Nurses work with other healthcare professionals such as doctors, health visitors, physiotherapists, speech therapists, occupational therapists and healthcare assistants. They may also work with social workers, teachers and employers.
Most work takes place in the community, in patients’ homes, special schools, day centres and residential homes. Some work takes place with clients in hospitals. To help clients become more independent, nurses may spend time on buses and trains, and in shops, restaurants, sports facilities, workplaces and holiday centres.
Nurses work 37.5 hours a week, but patterns of work vary. Those working in hospitals and residential care may work evenings, nights, weekends and bank holidays on shifts. Most community work tends to take place during the day. Overtime, part-time work and flexible hours are often available.
Salaries in the National Health Service (NHS) range from around £18,114 a year for a newly-qualified nurse, to over £50,000 a year for a nurse consultant. Nurses earn extra for overtime, shifts, being on call and if they work in or near London. Learning disability nurses should:

• be patient, compassionate and sensitive
• have good communication and teaching skills
• work well alone and as part of a team
• have physical and mental stamina.

Most learning disability nurses work for the NHS. Others work in the private sector and, increasingly, in local authority learning disability teams.

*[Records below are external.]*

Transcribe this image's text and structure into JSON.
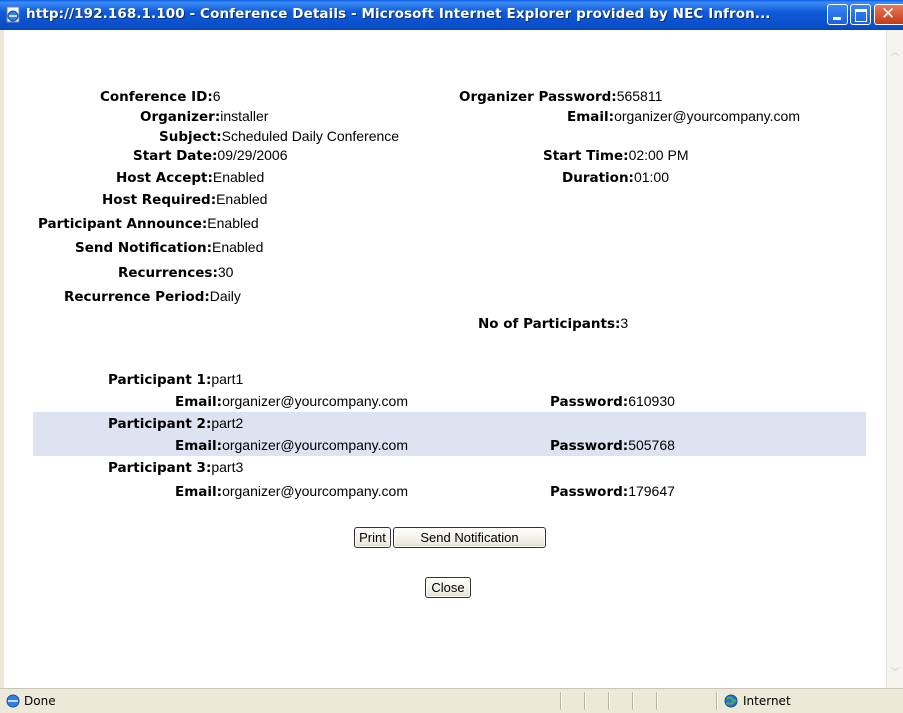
{
  "window": {
    "title": "http://192.168.1.100 - Conference Details - Microsoft Internet Explorer provided by NEC Infron...",
    "icon": "ie-page-icon"
  },
  "conference": {
    "conference_id": {
      "label": "Conference ID:",
      "value": "6"
    },
    "organizer_password": {
      "label": "Organizer Password:",
      "value": "565811"
    },
    "organizer": {
      "label": "Organizer:",
      "value": "installer"
    },
    "email": {
      "label": "Email:",
      "value": "organizer@yourcompany.com"
    },
    "subject": {
      "label": "Subject:",
      "value": "Scheduled Daily Conference"
    },
    "start_date": {
      "label": "Start Date:",
      "value": "09/29/2006"
    },
    "start_time": {
      "label": "Start Time:",
      "value": "02:00 PM"
    },
    "host_accept": {
      "label": "Host Accept:",
      "value": "Enabled"
    },
    "duration": {
      "label": "Duration:",
      "value": "01:00"
    },
    "host_required": {
      "label": "Host Required:",
      "value": "Enabled"
    },
    "participant_announce": {
      "label": "Participant Announce:",
      "value": "Enabled"
    },
    "send_notification": {
      "label": "Send Notification:",
      "value": "Enabled"
    },
    "recurrences": {
      "label": "Recurrences:",
      "value": "30"
    },
    "recurrence_period": {
      "label": "Recurrence Period:",
      "value": "Daily"
    },
    "no_of_participants": {
      "label": "No of Participants:",
      "value": "3"
    }
  },
  "participants": [
    {
      "label": "Participant 1:",
      "name": "part1",
      "email_label": "Email:",
      "email": "organizer@yourcompany.com",
      "password_label": "Password:",
      "password": "610930"
    },
    {
      "label": "Participant 2:",
      "name": "part2",
      "email_label": "Email:",
      "email": "organizer@yourcompany.com",
      "password_label": "Password:",
      "password": "505768"
    },
    {
      "label": "Participant 3:",
      "name": "part3",
      "email_label": "Email:",
      "email": "organizer@yourcompany.com",
      "password_label": "Password:",
      "password": "179647"
    }
  ],
  "buttons": {
    "print": "Print",
    "send_notification": "Send Notification",
    "close": "Close"
  },
  "status": {
    "text": "Done",
    "zone": "Internet",
    "zone_icon": "globe-icon"
  },
  "colors": {
    "highlight_row": "#dde3f0",
    "titlebar": "#0a4ec9"
  }
}
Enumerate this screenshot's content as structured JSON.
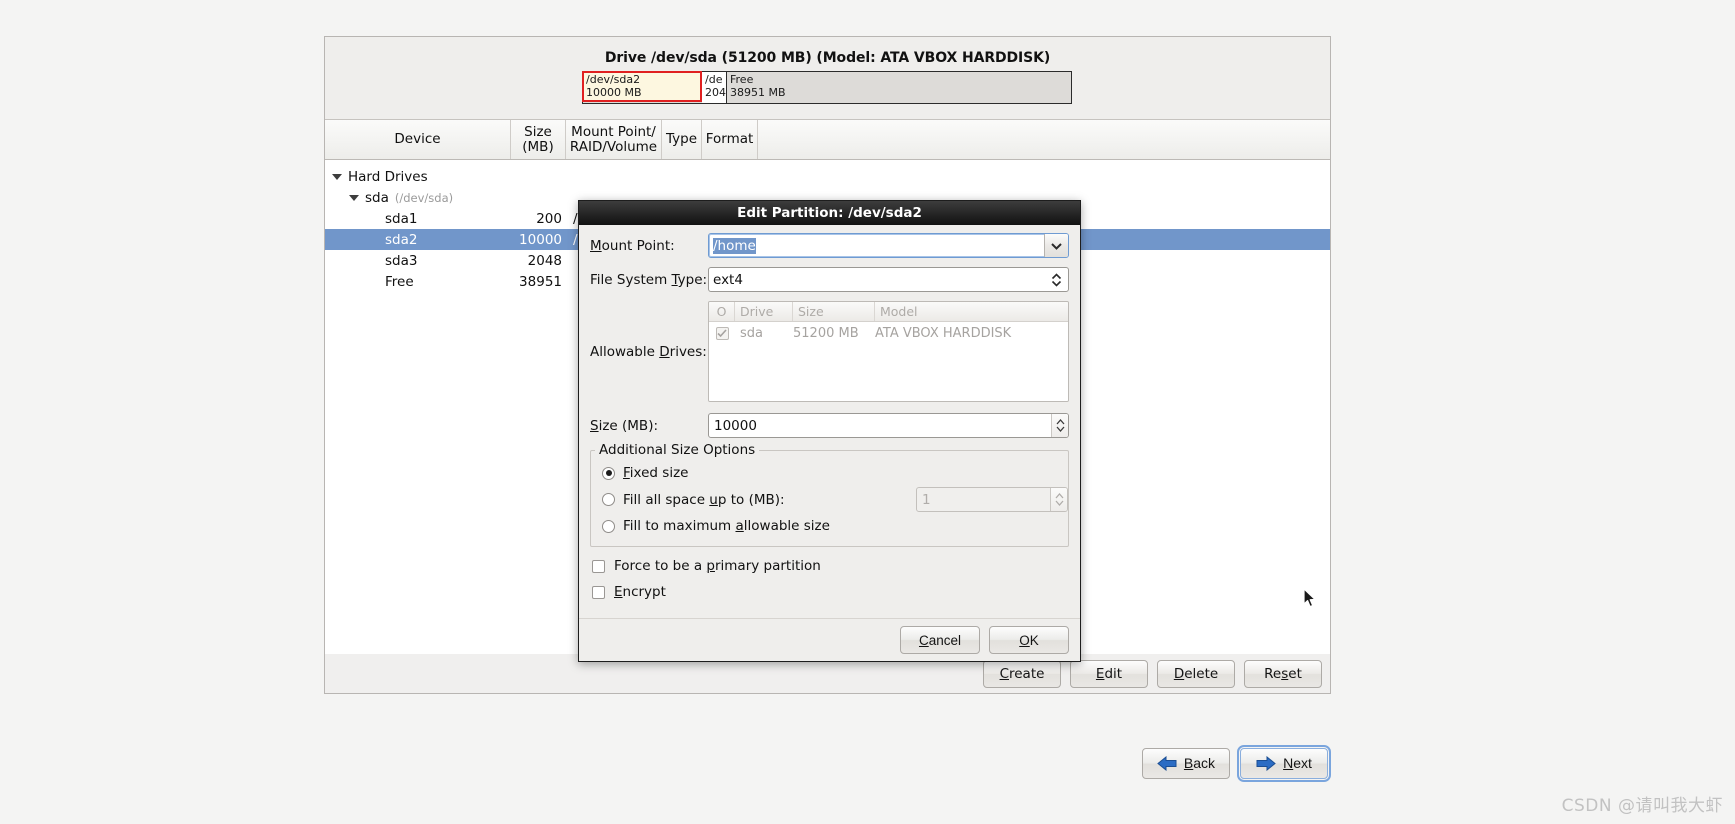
{
  "drive_graphic": {
    "title": "Drive /dev/sda (51200 MB) (Model: ATA VBOX HARDDISK)",
    "segments": [
      {
        "name": "/dev/sda2",
        "size": "10000 MB",
        "state": "selected"
      },
      {
        "name": "/de",
        "size": "204",
        "state": "normal"
      },
      {
        "name": "Free",
        "size": "38951 MB",
        "state": "free"
      }
    ]
  },
  "tree": {
    "headers": {
      "device": "Device",
      "size": "Size\n(MB)",
      "size_line1": "Size",
      "size_line2": "(MB)",
      "mount_line1": "Mount Point/",
      "mount_line2": "RAID/Volume",
      "type": "Type",
      "format": "Format"
    },
    "rows": [
      {
        "label": "Hard Drives",
        "detail": "",
        "size": "",
        "mount": "",
        "indent": 1,
        "expander": true,
        "selected": false
      },
      {
        "label": "sda",
        "detail": "(/dev/sda)",
        "size": "",
        "mount": "",
        "indent": 2,
        "expander": true,
        "selected": false
      },
      {
        "label": "sda1",
        "detail": "",
        "size": "200",
        "mount": "/boot",
        "indent": 3,
        "expander": false,
        "selected": false
      },
      {
        "label": "sda2",
        "detail": "",
        "size": "10000",
        "mount": "/home",
        "indent": 3,
        "expander": false,
        "selected": true
      },
      {
        "label": "sda3",
        "detail": "",
        "size": "2048",
        "mount": "",
        "indent": 3,
        "expander": false,
        "selected": false
      },
      {
        "label": "Free",
        "detail": "",
        "size": "38951",
        "mount": "",
        "indent": 3,
        "expander": false,
        "selected": false
      }
    ]
  },
  "actions": {
    "create": "Create",
    "edit": "Edit",
    "delete": "Delete",
    "reset": "Reset"
  },
  "wizard": {
    "back": "Back",
    "next": "Next"
  },
  "dialog": {
    "title": "Edit Partition: /dev/sda2",
    "mount_point_label": "Mount Point:",
    "mount_point_value": "/home",
    "fs_type_label": "File System Type:",
    "fs_type_value": "ext4",
    "allowable_drives_label": "Allowable Drives:",
    "drives_headers": {
      "check": "O",
      "drive": "Drive",
      "size": "Size",
      "model": "Model"
    },
    "drives_rows": [
      {
        "checked": true,
        "drive": "sda",
        "size": "51200 MB",
        "model": "ATA VBOX HARDDISK"
      }
    ],
    "size_label": "Size (MB):",
    "size_value": "10000",
    "group_legend": "Additional Size Options",
    "radio_fixed": "Fixed size",
    "radio_fill_upto": "Fill all space up to (MB):",
    "fill_upto_value": "1",
    "radio_fill_max": "Fill to maximum allowable size",
    "chk_force_primary": "Force to be a primary partition",
    "chk_encrypt": "Encrypt",
    "cancel": "Cancel",
    "ok": "OK"
  },
  "watermark": "CSDN @请叫我大虾",
  "colors": {
    "selection_blue": "#7196ca",
    "selected_partition_border": "#e02020",
    "selected_partition_fill": "#fdf7e0",
    "free_fill": "#dddbd8",
    "nav_arrow_blue": "#2b6cc4"
  }
}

Nursing students study towards a degree or a diploma course, or a postgraduate course if they already have a degree. The course starts with a year-long Common Foundation Programme, covering the basic principles of nursing. Students then go on to do a specific programme in learning disability nursing. They usually have to decide which branch of nursing they wish to specialise in at the beginning of the course. For more general information about becoming a nurse, see Nurse. On completing their course, learning disability nurses must register with the Nursing & Midwifery Council (NMC).
Experienced learning disability nurses can progress to become community learning disability nurses, team leaders, charge nurses and, eventually, nurse consultants. They can train to work in other branches of nursing - adult, child or mental health - or become school nurses, public health nurses, health visitors or midwives.